Anyway... to the subject of the post... I recall seeing years ago a contrived mate-in-1 which gave some engines trouble as it blew up the quiescence search. It's not that important but I just wanted to find it again to see how Colossus fared, but sadly I can't find it anywhere :(
From what I can remember it had 3 (or maybe 4?) rows of pieces (lots of promoted queens) across the middle of the board with the victim King on h3 I think and an attacking queen (probably on a1?) waiting to deliver Qh1 mate.

Does anyone else remember this position (or one similar) and could provide a link to an earlier post or the FEN? Hope I've given enough info... sorry I can't remember anything more specific.
Many thanks!

Re: Trying to find a weird mate in 1...

Posted: Mon Jul 22, 2019 4:16 pm
by abulmo2
Maybe the position in the following discussion:
viewtopic.php?f=7&t=20727&hilit=mate+qu ... 10#p190985

Re: Trying to find a weird mate in 1...

Posted: Mon Jul 22, 2019 4:47 pm
by MartinBryant
Sadly not that one but thank you anyway. It had like a thick stripe of opposing pieces across the centre ranks of the board all of which could take and re-take each other with reckless abandon.

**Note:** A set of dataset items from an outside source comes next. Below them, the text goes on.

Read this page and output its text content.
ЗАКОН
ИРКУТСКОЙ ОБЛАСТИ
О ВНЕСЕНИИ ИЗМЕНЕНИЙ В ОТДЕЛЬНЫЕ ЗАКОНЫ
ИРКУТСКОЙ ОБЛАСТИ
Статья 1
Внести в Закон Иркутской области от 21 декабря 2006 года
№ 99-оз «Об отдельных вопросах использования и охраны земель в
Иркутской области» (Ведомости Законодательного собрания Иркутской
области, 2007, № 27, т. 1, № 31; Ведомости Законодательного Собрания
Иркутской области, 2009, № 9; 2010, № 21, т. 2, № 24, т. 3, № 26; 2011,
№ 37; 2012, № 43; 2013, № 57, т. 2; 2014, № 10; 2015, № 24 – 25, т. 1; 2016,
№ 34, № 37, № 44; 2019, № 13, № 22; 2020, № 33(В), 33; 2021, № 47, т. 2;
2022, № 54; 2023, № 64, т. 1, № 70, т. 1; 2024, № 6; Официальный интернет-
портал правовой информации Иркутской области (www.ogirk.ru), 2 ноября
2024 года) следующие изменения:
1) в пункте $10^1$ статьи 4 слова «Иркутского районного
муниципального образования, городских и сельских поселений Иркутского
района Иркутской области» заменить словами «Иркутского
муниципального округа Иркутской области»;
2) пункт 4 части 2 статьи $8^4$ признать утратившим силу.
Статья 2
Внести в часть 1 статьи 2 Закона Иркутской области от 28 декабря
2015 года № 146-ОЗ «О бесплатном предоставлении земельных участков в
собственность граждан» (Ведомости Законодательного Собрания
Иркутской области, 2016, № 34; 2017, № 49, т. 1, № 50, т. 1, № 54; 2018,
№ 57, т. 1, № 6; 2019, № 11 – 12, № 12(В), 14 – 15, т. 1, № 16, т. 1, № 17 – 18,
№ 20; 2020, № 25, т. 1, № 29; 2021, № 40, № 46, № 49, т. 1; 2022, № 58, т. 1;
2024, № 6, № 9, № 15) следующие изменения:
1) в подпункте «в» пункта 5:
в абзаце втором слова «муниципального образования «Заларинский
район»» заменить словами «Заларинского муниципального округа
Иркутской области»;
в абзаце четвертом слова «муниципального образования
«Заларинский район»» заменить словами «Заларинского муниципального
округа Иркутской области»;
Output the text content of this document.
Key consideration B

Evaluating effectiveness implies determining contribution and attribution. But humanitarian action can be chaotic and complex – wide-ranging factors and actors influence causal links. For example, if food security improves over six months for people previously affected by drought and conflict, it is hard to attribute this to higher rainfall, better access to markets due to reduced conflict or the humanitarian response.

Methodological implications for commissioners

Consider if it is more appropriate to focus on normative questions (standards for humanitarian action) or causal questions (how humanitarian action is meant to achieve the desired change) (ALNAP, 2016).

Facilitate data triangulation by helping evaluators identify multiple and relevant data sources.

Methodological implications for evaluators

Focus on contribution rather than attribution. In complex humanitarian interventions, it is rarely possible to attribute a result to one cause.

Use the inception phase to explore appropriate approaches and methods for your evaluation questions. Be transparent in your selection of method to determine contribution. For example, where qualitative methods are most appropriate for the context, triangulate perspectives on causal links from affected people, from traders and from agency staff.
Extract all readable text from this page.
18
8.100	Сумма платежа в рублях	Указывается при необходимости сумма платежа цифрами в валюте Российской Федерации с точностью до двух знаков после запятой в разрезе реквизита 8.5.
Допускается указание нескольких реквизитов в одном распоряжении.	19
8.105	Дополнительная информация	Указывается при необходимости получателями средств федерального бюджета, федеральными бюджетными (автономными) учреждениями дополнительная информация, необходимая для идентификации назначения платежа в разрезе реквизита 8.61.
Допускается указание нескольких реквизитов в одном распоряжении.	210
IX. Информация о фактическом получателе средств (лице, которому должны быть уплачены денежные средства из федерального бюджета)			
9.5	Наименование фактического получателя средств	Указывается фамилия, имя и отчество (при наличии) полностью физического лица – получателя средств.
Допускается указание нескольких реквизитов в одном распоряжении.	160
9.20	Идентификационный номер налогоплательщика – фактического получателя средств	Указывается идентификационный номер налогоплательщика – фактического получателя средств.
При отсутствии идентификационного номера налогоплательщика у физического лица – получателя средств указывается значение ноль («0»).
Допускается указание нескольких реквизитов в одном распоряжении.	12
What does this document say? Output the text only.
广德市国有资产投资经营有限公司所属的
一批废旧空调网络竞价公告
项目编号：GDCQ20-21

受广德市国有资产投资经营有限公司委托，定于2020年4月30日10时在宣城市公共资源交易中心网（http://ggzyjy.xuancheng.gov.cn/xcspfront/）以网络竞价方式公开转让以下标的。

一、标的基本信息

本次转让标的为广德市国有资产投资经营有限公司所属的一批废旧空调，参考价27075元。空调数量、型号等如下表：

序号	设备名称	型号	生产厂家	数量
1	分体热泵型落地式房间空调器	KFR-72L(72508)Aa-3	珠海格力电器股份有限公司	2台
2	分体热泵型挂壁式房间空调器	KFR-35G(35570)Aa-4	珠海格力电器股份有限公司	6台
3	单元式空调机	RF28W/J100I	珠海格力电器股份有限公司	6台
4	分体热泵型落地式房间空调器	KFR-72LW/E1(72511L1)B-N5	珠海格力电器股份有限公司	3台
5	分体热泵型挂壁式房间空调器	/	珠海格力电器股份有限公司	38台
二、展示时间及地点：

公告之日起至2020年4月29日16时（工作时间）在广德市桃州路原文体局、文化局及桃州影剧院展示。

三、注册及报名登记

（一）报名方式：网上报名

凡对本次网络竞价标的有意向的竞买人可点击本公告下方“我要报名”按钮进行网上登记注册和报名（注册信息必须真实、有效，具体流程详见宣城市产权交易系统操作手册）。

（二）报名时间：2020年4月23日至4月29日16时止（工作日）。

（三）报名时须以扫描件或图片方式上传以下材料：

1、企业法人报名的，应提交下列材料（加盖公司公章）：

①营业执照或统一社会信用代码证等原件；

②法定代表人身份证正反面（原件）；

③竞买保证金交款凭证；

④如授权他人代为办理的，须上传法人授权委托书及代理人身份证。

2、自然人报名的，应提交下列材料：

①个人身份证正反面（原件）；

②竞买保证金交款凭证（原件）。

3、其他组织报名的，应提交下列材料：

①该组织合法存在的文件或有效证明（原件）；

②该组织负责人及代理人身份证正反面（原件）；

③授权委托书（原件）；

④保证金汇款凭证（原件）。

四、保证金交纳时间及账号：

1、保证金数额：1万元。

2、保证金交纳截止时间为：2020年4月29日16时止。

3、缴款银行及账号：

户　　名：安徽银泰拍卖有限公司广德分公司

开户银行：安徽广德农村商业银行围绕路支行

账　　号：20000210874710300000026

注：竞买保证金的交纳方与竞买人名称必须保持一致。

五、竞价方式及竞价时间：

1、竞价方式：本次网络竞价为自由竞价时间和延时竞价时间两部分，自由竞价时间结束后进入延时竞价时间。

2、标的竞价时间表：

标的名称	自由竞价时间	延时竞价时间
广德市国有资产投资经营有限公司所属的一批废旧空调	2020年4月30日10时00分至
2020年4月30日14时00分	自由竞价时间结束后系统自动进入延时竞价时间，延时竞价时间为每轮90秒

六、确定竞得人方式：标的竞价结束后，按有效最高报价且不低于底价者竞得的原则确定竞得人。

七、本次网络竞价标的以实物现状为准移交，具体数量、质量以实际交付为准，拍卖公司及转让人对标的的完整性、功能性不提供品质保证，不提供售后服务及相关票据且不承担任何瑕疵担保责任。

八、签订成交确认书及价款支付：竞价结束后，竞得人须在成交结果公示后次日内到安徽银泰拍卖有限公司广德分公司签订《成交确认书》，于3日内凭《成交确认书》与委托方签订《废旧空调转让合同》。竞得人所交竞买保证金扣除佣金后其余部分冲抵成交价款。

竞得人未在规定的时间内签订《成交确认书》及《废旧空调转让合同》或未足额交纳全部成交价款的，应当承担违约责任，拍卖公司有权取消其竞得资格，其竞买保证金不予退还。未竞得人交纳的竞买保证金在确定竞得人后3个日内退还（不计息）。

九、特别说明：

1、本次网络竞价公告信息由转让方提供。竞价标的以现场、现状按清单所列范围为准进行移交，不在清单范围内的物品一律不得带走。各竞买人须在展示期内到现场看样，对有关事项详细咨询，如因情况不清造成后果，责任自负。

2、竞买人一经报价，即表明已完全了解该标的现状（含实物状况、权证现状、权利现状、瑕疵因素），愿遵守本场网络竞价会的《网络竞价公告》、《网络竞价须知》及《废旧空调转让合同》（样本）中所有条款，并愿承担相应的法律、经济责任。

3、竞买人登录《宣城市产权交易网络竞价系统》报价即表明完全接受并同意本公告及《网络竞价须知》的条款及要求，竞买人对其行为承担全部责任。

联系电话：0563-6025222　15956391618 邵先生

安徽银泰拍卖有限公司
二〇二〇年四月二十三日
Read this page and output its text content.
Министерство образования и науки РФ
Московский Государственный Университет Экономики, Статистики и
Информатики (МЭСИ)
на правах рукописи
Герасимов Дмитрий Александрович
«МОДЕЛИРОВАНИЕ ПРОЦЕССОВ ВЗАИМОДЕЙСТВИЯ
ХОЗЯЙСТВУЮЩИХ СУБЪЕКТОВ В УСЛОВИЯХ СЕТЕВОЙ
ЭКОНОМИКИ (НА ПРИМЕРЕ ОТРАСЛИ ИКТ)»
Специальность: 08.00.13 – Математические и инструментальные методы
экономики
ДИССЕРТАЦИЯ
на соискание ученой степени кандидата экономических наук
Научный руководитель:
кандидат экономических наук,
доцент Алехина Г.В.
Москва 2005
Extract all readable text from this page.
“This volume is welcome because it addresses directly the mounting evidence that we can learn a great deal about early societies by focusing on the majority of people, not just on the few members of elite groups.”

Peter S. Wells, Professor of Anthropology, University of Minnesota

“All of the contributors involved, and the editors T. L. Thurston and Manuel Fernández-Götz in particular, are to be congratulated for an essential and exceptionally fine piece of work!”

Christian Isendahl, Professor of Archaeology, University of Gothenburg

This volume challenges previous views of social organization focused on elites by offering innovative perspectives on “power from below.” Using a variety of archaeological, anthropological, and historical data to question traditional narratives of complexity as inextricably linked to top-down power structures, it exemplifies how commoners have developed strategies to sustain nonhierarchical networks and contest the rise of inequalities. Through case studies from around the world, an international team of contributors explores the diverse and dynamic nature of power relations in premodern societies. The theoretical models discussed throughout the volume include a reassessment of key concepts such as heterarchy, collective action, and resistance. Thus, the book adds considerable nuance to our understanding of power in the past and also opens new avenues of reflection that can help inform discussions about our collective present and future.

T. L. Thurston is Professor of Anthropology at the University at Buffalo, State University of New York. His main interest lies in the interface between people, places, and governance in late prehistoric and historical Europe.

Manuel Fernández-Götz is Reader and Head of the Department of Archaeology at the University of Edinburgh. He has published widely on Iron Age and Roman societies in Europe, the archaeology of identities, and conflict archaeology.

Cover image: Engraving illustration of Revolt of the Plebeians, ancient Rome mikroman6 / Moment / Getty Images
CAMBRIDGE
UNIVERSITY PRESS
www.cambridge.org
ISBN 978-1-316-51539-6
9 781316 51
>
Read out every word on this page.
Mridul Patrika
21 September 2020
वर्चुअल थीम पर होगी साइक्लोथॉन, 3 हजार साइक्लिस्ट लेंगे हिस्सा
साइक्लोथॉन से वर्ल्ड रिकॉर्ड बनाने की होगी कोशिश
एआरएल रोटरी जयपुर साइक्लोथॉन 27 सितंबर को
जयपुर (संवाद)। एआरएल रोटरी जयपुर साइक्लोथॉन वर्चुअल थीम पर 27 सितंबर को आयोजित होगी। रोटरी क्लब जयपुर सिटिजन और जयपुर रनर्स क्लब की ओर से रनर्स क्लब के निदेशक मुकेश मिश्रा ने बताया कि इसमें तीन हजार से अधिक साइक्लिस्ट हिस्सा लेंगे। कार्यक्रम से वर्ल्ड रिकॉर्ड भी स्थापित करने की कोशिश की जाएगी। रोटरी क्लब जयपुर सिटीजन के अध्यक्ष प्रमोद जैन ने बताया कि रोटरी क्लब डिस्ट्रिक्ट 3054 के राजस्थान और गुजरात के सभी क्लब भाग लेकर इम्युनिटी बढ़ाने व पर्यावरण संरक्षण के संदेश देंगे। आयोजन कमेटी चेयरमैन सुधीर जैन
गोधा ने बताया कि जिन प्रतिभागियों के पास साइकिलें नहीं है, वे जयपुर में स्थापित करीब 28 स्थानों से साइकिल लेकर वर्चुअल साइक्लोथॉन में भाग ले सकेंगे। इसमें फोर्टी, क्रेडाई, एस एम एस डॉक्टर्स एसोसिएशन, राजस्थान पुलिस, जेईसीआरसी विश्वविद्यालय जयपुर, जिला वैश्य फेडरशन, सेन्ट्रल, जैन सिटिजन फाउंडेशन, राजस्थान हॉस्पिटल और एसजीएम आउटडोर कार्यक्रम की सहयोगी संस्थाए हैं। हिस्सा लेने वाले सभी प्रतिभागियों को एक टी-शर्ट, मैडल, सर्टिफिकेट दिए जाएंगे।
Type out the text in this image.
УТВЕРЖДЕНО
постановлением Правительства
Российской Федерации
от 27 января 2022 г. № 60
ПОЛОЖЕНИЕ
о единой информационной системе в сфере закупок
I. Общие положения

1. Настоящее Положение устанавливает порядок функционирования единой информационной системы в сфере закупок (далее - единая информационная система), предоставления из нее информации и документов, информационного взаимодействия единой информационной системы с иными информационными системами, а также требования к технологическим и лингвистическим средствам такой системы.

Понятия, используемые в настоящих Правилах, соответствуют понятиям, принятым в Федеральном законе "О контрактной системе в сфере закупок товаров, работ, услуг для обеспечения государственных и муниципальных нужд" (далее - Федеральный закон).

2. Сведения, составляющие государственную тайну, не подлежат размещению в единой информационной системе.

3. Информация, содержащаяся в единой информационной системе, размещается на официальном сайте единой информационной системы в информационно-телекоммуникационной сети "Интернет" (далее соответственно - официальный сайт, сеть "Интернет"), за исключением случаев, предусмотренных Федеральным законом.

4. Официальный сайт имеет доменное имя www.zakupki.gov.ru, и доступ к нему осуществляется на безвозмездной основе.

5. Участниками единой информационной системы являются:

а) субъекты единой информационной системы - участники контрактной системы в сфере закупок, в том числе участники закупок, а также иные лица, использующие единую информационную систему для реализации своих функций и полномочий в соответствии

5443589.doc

Re: Trying to find a weird mate in 1...

Posted: Mon Jul 22, 2019 5:19 pm
by xr_a_y

Re: Trying to find a weird mate in 1...

Posted: Mon Jul 22, 2019 6:20 pm
by MartinBryant
Sorry but not that one either :)
I'd seen that one when I was looking the other day... it's cute but doesn't really test Colossus as it just happens to search the mating capture first at the root. Thanks anyway.

Re: Trying to find a weird mate in 1...

Posted: Mon Jul 22, 2019 6:27 pm
by Vladimir Xern
[d]8/8/pppppppK/NBBR1NRp/nbbrqnrP/PPPPPPPk/8/Q7 w - - 0 1

Indeed, I still remember this position well for some reason too even though it was posted almost 20 years ago now. It's good to see your return to computer chess.

Re: Trying to find a weird mate in 1...

Posted: Mon Jul 22, 2019 7:29 pm
by Steve Maughan
Welcome back! I'm looking forward to testing Colossus 2019.

Re: Trying to find a weird mate in 1...

Posted: Mon Jul 22, 2019 7:39 pm
by MartinBryant
That's the one! :D
Thank you so much... I knew I could rely on you guys.

Re: Trying to find a weird mate in 1...

Posted: Mon Jul 22, 2019 8:13 pm
by dragontamer5788
These are all very interesting positions.

Clearly, Q-search needs to be limited, or else cases like this may cause an explosion in Q-search positions. Having "check" as the #1 priority in QSearch seems to work in THIS case, but the general problem still exists. That is: Q-search can "explode" in some obscure cases.

Coming up with a sane and reasonable QSearch bounds seems important for engine developers.

Re: Trying to find a weird mate in 1...

Posted: Tue Jul 23, 2019 3:04 am
by jdart
This is a corner case. I am not sure it is worth optimizing for.

Arasan solved this in 21 seconds (1 core, Xeon 2690v3), 18.7M nodes.